You're only as good as your archery practice regimen
You've checked and double checked your Obsession bow. It's in fine working order. Now, get off the couch and reintroduce yourself to the practice range. This year, make your practice time enjoyable and productive by using this collection of tips and techniques.
1. Fling 'Em from 50
The average (archery) shot distance on deer is usually 20 to 30 yards. Many bowhunters don't practice beyond those distances. Instead, try practicing at longer distances. Even at 50 yards, you might be surprised at how your accuracy suffers. We're not suggesting taking long shots at live game, but practicing at longer distances will help develop a more perfect shooting form and release technique at shorter range while improving your concentration on each shot.

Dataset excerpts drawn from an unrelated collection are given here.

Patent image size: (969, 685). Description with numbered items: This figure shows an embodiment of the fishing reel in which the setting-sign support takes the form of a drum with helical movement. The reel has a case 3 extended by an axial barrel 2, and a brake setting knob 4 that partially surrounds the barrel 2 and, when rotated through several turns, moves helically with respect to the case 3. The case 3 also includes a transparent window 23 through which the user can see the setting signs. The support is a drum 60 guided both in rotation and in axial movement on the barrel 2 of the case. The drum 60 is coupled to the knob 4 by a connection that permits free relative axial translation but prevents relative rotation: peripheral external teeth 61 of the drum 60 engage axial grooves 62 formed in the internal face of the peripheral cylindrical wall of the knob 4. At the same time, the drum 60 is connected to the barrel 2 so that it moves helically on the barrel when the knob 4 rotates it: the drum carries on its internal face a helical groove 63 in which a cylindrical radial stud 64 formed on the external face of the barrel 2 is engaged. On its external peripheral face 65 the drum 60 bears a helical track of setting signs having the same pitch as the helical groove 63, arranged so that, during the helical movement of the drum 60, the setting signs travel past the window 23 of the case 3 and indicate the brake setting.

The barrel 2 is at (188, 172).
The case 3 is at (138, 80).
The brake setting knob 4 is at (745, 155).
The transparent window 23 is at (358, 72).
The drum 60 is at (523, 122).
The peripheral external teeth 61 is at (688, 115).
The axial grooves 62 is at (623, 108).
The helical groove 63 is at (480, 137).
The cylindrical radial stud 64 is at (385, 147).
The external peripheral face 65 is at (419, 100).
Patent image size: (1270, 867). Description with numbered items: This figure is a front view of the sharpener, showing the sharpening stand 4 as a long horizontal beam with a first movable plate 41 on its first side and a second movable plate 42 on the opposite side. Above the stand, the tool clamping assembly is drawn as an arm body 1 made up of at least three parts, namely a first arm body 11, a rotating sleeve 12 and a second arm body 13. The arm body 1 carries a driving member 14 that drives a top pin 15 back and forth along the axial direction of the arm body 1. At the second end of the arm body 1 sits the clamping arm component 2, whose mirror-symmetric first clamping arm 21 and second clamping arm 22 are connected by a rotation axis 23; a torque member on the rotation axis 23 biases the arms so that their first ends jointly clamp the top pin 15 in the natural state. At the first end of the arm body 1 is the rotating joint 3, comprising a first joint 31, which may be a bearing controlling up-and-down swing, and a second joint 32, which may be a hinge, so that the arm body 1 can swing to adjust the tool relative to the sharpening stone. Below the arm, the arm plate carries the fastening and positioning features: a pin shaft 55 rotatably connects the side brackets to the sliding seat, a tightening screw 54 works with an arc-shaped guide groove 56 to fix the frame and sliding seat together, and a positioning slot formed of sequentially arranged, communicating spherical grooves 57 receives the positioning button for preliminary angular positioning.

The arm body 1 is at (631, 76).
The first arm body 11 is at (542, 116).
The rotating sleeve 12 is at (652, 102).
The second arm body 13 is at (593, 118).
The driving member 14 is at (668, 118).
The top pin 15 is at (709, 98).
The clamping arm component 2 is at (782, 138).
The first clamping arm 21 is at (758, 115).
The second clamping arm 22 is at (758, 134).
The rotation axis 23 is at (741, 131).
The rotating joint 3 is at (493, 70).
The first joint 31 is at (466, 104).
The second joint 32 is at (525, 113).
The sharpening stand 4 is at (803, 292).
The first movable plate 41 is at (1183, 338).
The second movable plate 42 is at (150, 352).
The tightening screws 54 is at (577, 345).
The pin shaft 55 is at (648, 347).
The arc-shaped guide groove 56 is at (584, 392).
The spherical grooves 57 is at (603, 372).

2. Try Two-a-Day Practice Sessions
Try practicing twice a day -- once in the morning and once in the evening. The danger of shooting too many arrows per session is twofold. First, you could develop improper techniques or ingrain existing bad habits. Second, it's easy to develop bad techniques when you're fatigued. Straining to draw, hold and release doesn't help. When hunting, we usually get one chance. Not a dozen. Perfect practice makes for perfect shots.
3. Recycle Some Arrows
We're all a bit guilty of squeezing as many years as possible out of our bowhunting equipment, and that includes arrows. Most of us tend to practice with older ones, while saving the newest ones for final sessions prior to the season. But new arrows often group differently than older ones. Instead, start with 2 dozen arrows of identical make, weight and vane characteristics. Use one dozen for practice and the other dozen for hunting. Once the season is over, rework practice arrows and delegate hunting arrows to next year's practice sessions. Do this every year. You'll have both practice and hunting arrows that fly consistently and group the same each year.
4. Find Your Head
Want to stir up trouble? Start a conversation about the best broadhead. But much like the rifle debate, the best broadhead to use is the one you like best and performs to your satisfaction. One thing to remember: expandable models sometimes lose energy and penetration when entering game. That said, it really isn't a problem with modern bows unless it's a low-poundage model. Otherwise, most modern expandables are fine for deer hunting.